Бобышев не был большого ума и знал это. Многих вещей, которые они изучали в университете, он так и не понял, несмотря на шесть лет, прилежно проведенные за партой. Помнил только, что половцы – это тюрки, а скифы – иранцы, и что-то там такое про гуннов и хазар. Серьезных раскопок ему не доверяли, но он к этому и не стремился. Довольствовался шурфовками. Ему нравилось колесить по степи, нравилось бродить по распашке, выискивая подъемку, нравилось всю ночь напролет сидеть с мужиками у костра, говоря о чем-то таком… о звездах, например. Ему полюбилось даже писать отчеты, на целые недели, как в пору студенчества, погружаясь в сухой отвлеченный мир «подзолов», «суглинков», «стратиграфий», «нуклеусов», «неолитов» и прочей специальной терминологии.
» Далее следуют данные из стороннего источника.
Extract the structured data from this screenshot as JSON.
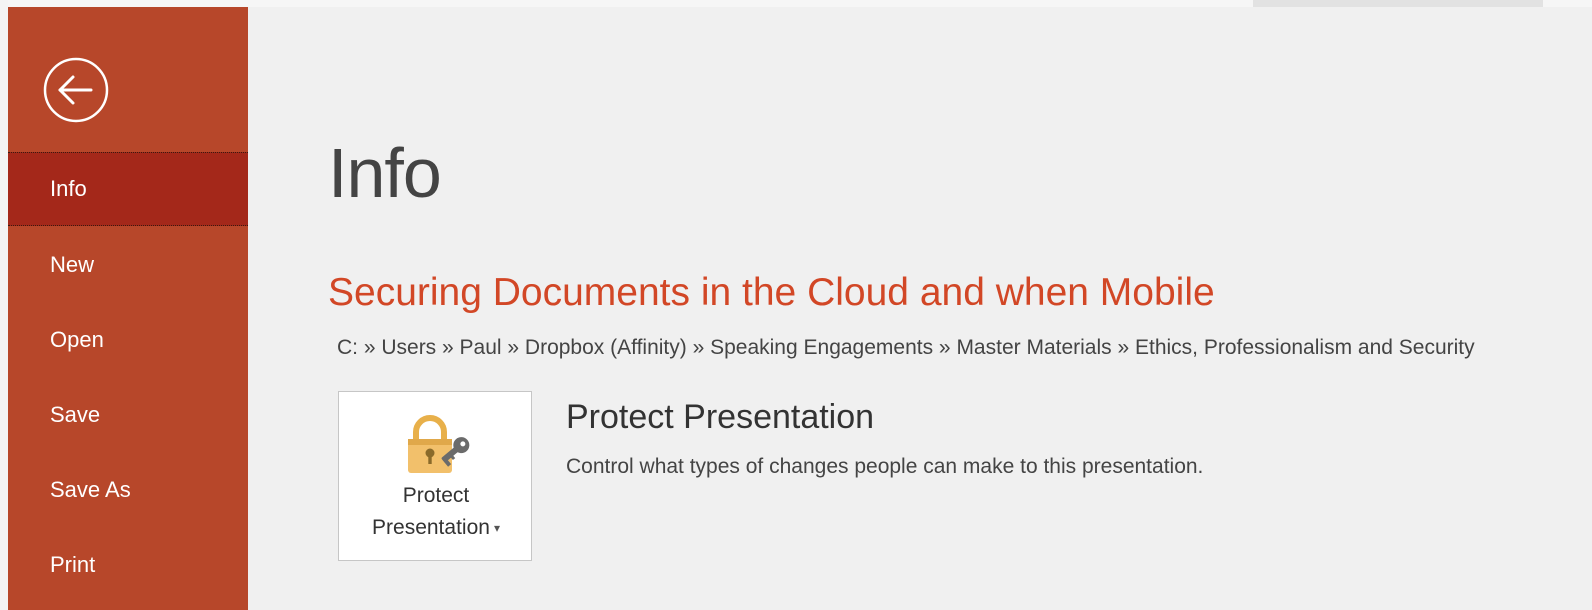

Так, он описывал какую-нибудь «темно-серую супесь с легким сизоватым оттенком и включениями детрита», которой был сложен такой-то слой в таком-то шурфе – и смаковал эти ученые фразы, как иной смакует дорогое вино. Супесь, супесь была всего прекраснее! Нравилась ему эта супесь – не передать…

Бобышев не брал взяток. Не однажды заказчики, узнав, что на их участке найдены какие-нибудь киммерийцы, предлагали ему крупную сумму за «стерильный» отчет, из которого последние тихонько испарились бы. Ведь пока киммерийцы оставались в отчете, строить на участке было запрещено – по крайней мере, до проведения масштабных раскопок. Но крепость была нерушима: ласково стиснув челюсть, Бобышев посылал заказчиков к черту.

Если бы кто-нибудь объявил ему, что он принадлежит к особой породе людей – к редкому в наши дни типу честного человека, – Бобышев искренне удивился бы такой похвале. Собственная честность не казалась ему чем-то из ряда вон выходящим, хотя сам он, сколько себя помнил, встречал преимущественно нечестность. Впрочем, иногда он и сам задумывался над этим и спрашивал себя: не благодаря коробочке ли? Его неподкупность, его верность дочери и жене? Не благодаря тому ли, чем она была наполнена? И приходил к выводу: почти наверняка так, во всяком случае, отчасти. А если так, то в коробочке определенно был смысл.